Hello!
I guess that using AFFINITY_KEY as index have something to do with the fact
that GROUP BY really wants to work per-partition.
I have the following query for you:
1: jdbc:ignite:thin://localhost> explain Select count(*) FROM( Select
customer_id from (Select customer_id, product_views_app, product_clict_app
from GA_DATA ga join table(category_id int = ( 117930, 175930,
175940,175945,101450)) cats on cats.category_id = ga.category_id) data
group by customer_id having SUM(product_views_app) > 2 OR
SUM(product_clict_app) > 1);
PLAN SELECT
DATA__Z2.CUSTOMER_ID AS __C0_0,
SUM(DATA__Z2.PRODUCT_VIEWS_APP) AS __C0_1,
SUM(DATA__Z2.PRODUCT_CLICT_APP) AS __C0_2
FROM (
SELECT
GA__Z0.CUSTOMER_ID,
GA__Z0.PRODUCT_VIEWS_APP,
GA__Z0.PRODUCT_CLICT_APP
FROM TABLE(CATEGORY_ID INTEGER=(117930, 175930, 175940, 175945,
101450)) CATS__Z1
INNER JOIN PUBLIC.GA_DATA GA__Z0
ON 1=1
WHERE CATS__Z1.CATEGORY_ID = GA__Z0.CATEGORY_ID
) DATA__Z2
/* SELECT
GA__Z0.CUSTOMER_ID,
GA__Z0.PRODUCT_VIEWS_APP,
GA__Z0.PRODUCT_CLICT_APP
FROM TABLE(CATEGORY_ID INTEGER=(117930, 175930, 175940, 175945,
101450)) CATS__Z1
/++ function ++/
INNER JOIN PUBLIC.GA_DATA GA__Z0
/++ PUBLIC.GA_CATEGORY_ID: CATEGORY_ID = CATS__Z1.CATEGORY_ID ++/
ON 1=1
WHERE CATS__Z1.CATEGORY_ID = GA__Z0.CATEGORY_ID
*/
GROUP BY DATA__Z2.CUSTOMER_ID
PLAN SELECT
COUNT(*)
FROM (
SELECT
__C0_0 AS CUSTOMER_ID
FROM PUBLIC.__T0
GROUP BY __C0_0
HAVING (SUM(__C0_1) > 2)
OR (SUM(__C0_2) > 1)
) _18__Z3
/* SELECT
__C0_0 AS CUSTOMER_ID
FROM PUBLIC.__T0
/++ PUBLIC."merge_scan" ++/
GROUP BY __C0_0
HAVING (SUM(__C0_1) > 2)
OR (SUM(__C0_2) > 1)
*/
However, I'm not sure it is "optimal" or not since I have no idea if it
will perform better or worse on real data. That's why I need a subset of
data which will make query execution speed readily visible. Unfortunately,
I can't deduce that from query plan alone.
Regards,
--
Ilya Kasnacheev
пн, 24 сент. 2018 г. в 16:14, eugene miretsky <[email protected]>:
> An easy way to reproduce would be to
>
> 1. Create table
>
> CREATE TABLE GA_DATA (
> customer_id bigint,
> dt timestamp,
> category_id int,
> product_views_app int,
> product_clict_app int,
> product_clict_web int,
> product_clict_web int,
> PRIMARY KEY (customer_id, dt, category_id)
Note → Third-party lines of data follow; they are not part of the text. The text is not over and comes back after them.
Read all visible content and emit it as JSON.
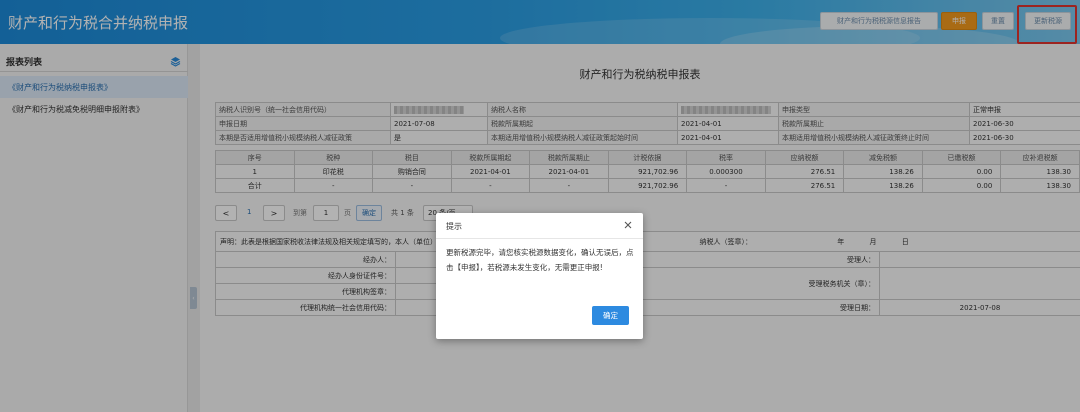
{
  "header": {
    "title": "财产和行为税合并纳税申报",
    "buttons": {
      "source_report": "财产和行为税税源信息报告",
      "declare": "申报",
      "reset": "重置",
      "update_source": "更新税源"
    }
  },
  "sidebar": {
    "title": "报表列表",
    "items": [
      {
        "label": "《财产和行为税纳税申报表》"
      },
      {
        "label": "《财产和行为税减免税明细申报附表》"
      }
    ]
  },
  "form": {
    "title": "财产和行为税纳税申报表",
    "info": {
      "taxpayer_id_label": "纳税人识别号（统一社会信用代码）",
      "taxpayer_name_label": "纳税人名称",
      "declare_type_label": "申报类型",
      "declare_type_value": "正常申报",
      "declare_date_label": "申报日期",
      "declare_date_value": "2021-07-08",
      "period_start_label": "税款所属期起",
      "period_start_value": "2021-04-01",
      "period_end_label": "税款所属期止",
      "period_end_value": "2021-06-30",
      "small_taxpayer_label": "本期是否适用增值税小规模纳税人减征政策",
      "small_taxpayer_value": "是",
      "policy_start_label": "本期适用增值税小规模纳税人减征政策起始时间",
      "policy_start_value": "2021-04-01",
      "policy_end_label": "本期适用增值税小规模纳税人减征政策终止时间",
      "policy_end_value": "2021-06-30"
    },
    "table": {
      "headers": [
        "序号",
        "税种",
        "税目",
        "税款所属期起",
        "税款所属期止",
        "计税依据",
        "税率",
        "应纳税额",
        "减免税额",
        "已缴税额",
        "应补退税额"
      ],
      "rows": [
        [
          "1",
          "印花税",
          "购销合同",
          "2021-04-01",
          "2021-04-01",
          "921,702.96",
          "0.000300",
          "276.51",
          "138.26",
          "0.00",
          "138.30"
        ],
        [
          "合计",
          "-",
          "-",
          "-",
          "-",
          "921,702.96",
          "-",
          "276.51",
          "138.26",
          "0.00",
          "138.30"
        ]
      ]
    },
    "pager": {
      "prev": "<",
      "current_page": "1",
      "next": ">",
      "goto_label": "到第",
      "goto_value": "1",
      "page_unit": "页",
      "confirm": "确定",
      "total": "共 1 条",
      "page_size": "20 条/页"
    },
    "declaration": {
      "statement": "声明：此表是根据国家税收法律法规及相关规定填写的，本人（单位）对",
      "taxpayer_sign": "纳税人（签章）：",
      "year": "年",
      "month": "月",
      "day": "日",
      "handler": "经办人：",
      "handler_id": "经办人身份证件号：",
      "agency_sign": "代理机构签章：",
      "agency_credit": "代理机构统一社会信用代码：",
      "receiver": "受理人：",
      "receiver_office": "受理税务机关（章）：",
      "receive_date": "受理日期：",
      "receive_date_value": "2021-07-08"
    }
  },
  "dialog": {
    "title": "提示",
    "message": "更新税源完毕，请您核实税源数据变化，确认无误后，点击【申报】，若税源未发生变化，无需更正申报!",
    "ok": "确定"
  },
  "colors": {
    "header_blue": "#1c8ad8",
    "accent_orange": "#f29a1d",
    "highlight_red": "#e0342f",
    "button_blue": "#2d8ae0"
  }
}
> ) WITH "template=ga_template, backups=0, affinityKey=customer_id";
>
> 2. Create indexes
>
> - CREATE INDEX ga_customer_id ON GA_Data (customer_id)
> - CREATE INDEX ga_pKey ON GA_Data (customer_id, dt, category_id)
> - CREATE INDEX ga_category_and_customer_id ON GA_Data (category_id,
> customer_id)
> - CREATE INDEX ga_category_id ON GA_Data (category_id)
>
> 3. Run Explain on the following queries while trying forcing using
> different indexes
>
> - Select count(*) FROM(
>
> Select customer_id from GA_DATA use index (ga_category_id)
> where category_id in (117930, 175930, 175940,175945,101450)
> group by customer_id having SUM(product_views_app) > 2 OR
> SUM(product_clicks_app) > 1 )
>
>
> - Select count(*) FROM(
>
> Select customer_id from GA_DATA ga use index (ga_pKey)
> join table(category_id int = ( 117930, 175930, 175940,175945,101450))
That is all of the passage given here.